Kaufmann, Harteros, Finley. Un
trío de grandes voces para crear este Otello inolvidable. En una línea
segura y potente estuvo el Otello de Jonas Kaufmann, que humaniza con su
voz, con sus gestos, al celoso moro. Es una creación de un hombre sensible,
atormentado y finalmente enajenado que es una marioneta en las manos de
Yago, al que opone escasa resistencia. Vocalmente estuvo espléndido en toda
la tesitura aunque en algún momento de esos pianissimi que frecuenta más de
lo debido el sonido no fue demasiado agradable, aunque la intención del
cantante sea buena. Fabuloso en el "Esultate!" y en "Dio! mi potevi scagliar
tutti i mali", emocionando en cada frase. Anja Harteros es insuperable; para
mi ninguna cantante de la actualidad le hace sombra en el repertorio que
transita. Su Desdémona es de manual, la más canónica y verdiana de todo el
reparto y con la voz con mayor proyección. Creo que en mi vida volveré a oír
una Canción del sauce como la de Harteros, de lágrimas en los ojos. Es
espectacular como actriz y como cantante y volver a comentar su canto es
repasar las virtudes de una soprano lírico-spinto de libro como ella.
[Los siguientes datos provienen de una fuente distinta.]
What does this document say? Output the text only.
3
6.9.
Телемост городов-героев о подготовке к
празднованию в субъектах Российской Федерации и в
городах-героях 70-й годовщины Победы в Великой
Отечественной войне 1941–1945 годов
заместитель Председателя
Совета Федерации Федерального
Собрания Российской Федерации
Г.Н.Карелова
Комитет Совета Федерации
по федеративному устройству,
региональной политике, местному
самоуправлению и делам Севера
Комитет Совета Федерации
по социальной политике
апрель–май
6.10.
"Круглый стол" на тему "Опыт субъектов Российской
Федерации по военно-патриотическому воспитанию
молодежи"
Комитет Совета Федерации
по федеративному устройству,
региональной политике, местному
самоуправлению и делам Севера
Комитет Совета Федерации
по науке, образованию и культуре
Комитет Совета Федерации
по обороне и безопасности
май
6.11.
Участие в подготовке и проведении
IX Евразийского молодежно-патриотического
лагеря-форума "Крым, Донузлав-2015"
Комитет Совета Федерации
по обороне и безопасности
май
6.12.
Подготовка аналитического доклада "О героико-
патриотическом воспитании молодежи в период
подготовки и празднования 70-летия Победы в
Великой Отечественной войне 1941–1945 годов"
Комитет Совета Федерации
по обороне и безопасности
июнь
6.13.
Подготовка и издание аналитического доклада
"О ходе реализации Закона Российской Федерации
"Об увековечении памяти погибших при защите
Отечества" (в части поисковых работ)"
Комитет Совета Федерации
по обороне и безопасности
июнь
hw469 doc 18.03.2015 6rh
La sorpresa de esta función para mi fue el Yago de Gerald Finley. Es un
cantante que sigo hace tiempo, sobre todo en su faceta de liederista y me
sorprendió gratamente su recreación del malvado por antonomasia de las
óperas verdianas. Creó, con un derroche dramático increíble, un Yago con
rasgos del bufón Rigoletto, sobre todo cuando se dirigía a los otros
personajes. Cuando estuvo solo en el escenario salió su verdadera
personalidad: dura, vengativa, malvada. Vocalmente estuvo estratosférico
porque todo lo que su cara y sus gestos decían tenía reflejo en su voz,
llena de matices, de giros, de subidas y bajadas a lo largo de la tesitura,
donde se siente siempre seguro. Brilló, como se podía esperar, en "Credo in
un Dio crudel", sonando duro y retador pero nunca estrambótico. Lo que hizo
grande a Finley es mezclar ese timbre bellísimo que tiene con la maldad
profunda que encierra su personaje, comprendiendo perfectamente el público
como puede engañar a todos (aunque en la producción se insinúa que Desdémona
le ve venir). Buen elenco de comprimarios donde destacó la gran proyección y
el buen hacer del Cassio de Evan LeRoy Johnson, una voz de timbre ligero y
de excelente calidad y la estupenda, como es habitual, Rachael Wilson como
Emilia. También a buen nivel el coro de la Ópera de Baviera y su sección
infantil.
La producción, estrenada en esta misma temporada y que
firma Amélie Niermeyer carece, a mi parecer, de interés en cuanto a
planteamiento escénico. No identifico una idea determinada o una visión
personal del drama shakesperiano. Puedo atisbar, dada la proliferación de
espacios interiores (todo la obra tiene lugar en habitaciones palaciegas
semivacías y enormes) que se repiten como en dos planos paralelos, una
especie de historia doble (¿un sueño quizá de Desdémona?) pero que nunca
queda definida. El vestuario tampoco da más pistas más allá de que el drama
se puede dar en cualquier momento de la segunda mitad del siglo XX o incluso
de nuestros días. El gran atractivo del trabajo de Niermeyer, apoyándose en
unos dúctiles cantantes, es un movimiento de actores y coros bien elaborado,
lleno de tensión, de puro teatro, sobre todo en las intervenciones de los
tres protagonistas. Es de gran ayuda también para crear el deseado ambiente
dramático una excelente iluminación de Olaf Winter.
Una
representación, resumiendo, de esas que no se olvidan y que pocos teatros
pueden proponer. Donde los hados (esos que se llaman Petrenko, Kaufmann,
Harteros, Finley y Bayerisches Staatsorchester) se confabulan para crear
amor a la ópera y para seguir adorando al inmenso Giuseppe Verdi.